Once more my mother favoured the more modest but secure plan and my father the more adventurous one, and once again he had it his own way. It must be said at once that the second plan was also quite safe, and that much of the property acquired was profitable from the start. A part of it, our house in Lvov, brought in the rent from the other flats. The purchases in Zawadow included, apart from the brick factory, some land leased to peasants, and a small villa with spacious grounds were we could go for our summer vacations. There was also a small adjoining farm with a large fruit garden, a few cows and horses, and a workshop, rented by a German family with two teenage sons. A couple of years before the war, with the friction between Poland and Germany growing, they left for Germany, and later sent a brief but friendly letter to the resident manager of the property, with a photograph of the father and two sons with swastika bands on their sleeves. There was no hint of anti-Polish or antisemitic feeling in the letter (unless the photograph was meant to speak for itself); they wrote that in spite of happy memories of Zawadow everyone always feels best in his own country among his own people, and they asked to convey their regards to Dr. Fr änkel and his family.

In spite of some occasional difficulties with the brick factory - an oscillating market, a couple of strikes, and the need for new machinery and a railway extension to the factory - my father's plan worked, and within ten years he was looking forward to a greater income with a greater peace of mind.. He could not have foreseen that when the ten years were up the Russians would come, nationalize everything, and arrest him. He did seem to have a keen political insight; he had a copy of "Mein Kampf" in his library, and told me once that Hitler was a threat under whose rule the Poles, and especially the Jews, could not expect any favours, but that he was unique among politicians by saying openly, in this book of his, exactly what he thought and what he was planning to do. It was a good thing, father said, that he would never be allowed to carry out his plans. Father was an old Legion officer, with two campaign decorations in the drawer of his desk: a gold-edged Austro-Hungarian cross, and the bronze Polish Medal of Independence; and I was a young fully brainwashed schoolboy, both of us ardent believers in the invincibility of the Polish army.

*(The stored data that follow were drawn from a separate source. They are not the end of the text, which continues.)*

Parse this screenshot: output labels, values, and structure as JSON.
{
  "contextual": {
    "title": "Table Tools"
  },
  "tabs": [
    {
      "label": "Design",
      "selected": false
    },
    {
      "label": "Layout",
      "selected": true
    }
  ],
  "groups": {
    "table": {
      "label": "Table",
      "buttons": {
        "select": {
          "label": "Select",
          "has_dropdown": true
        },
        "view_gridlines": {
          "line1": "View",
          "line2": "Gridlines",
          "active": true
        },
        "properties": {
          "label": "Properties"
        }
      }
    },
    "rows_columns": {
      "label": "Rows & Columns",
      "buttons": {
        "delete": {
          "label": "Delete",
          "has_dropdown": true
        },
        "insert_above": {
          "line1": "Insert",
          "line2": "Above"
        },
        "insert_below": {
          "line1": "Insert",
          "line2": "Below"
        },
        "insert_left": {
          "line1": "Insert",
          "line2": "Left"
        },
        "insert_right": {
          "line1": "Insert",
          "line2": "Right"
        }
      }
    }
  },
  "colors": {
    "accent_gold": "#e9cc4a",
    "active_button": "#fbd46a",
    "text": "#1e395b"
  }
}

After their marriage, my parents lived in Lvov, an old and handsome city, leading a pleasant life, with only one thing marring their first six or seven years together: they had no children. This time it was not a case of too young a bride or miscarriages, and the Lvov doctors could not find anything wrong. My parents decided to try Vienna, across the border now but still a prestigious centre of European medicine and a family tradition. (There is even a literary connection: my mother carried a scar of an appendicitis operation performed on her as a young girl by Dr. Schnitzler, the writer's brother.)

My parents were preparing for their trip when unmistakable signs indicated that I was on my way. My mother went for her confinement to the family home in Wieliczka, where I was born at about three o'clock in the morning on the 10th of June 1928. My sister Stella followed a year and a half later. My parents and their families heaved a great sigh of relief, and today, more than half a century later, having come this far in my notes, so have I. It has been heavy going, writing about things I have no personal memory of, and about a lot of relatives, some of them long dead, or remote, or, to be quite frank, a bit boring. (There is a design in this: they will reappear briefly towards the end of this book, some as survivors and some as victims of the war.)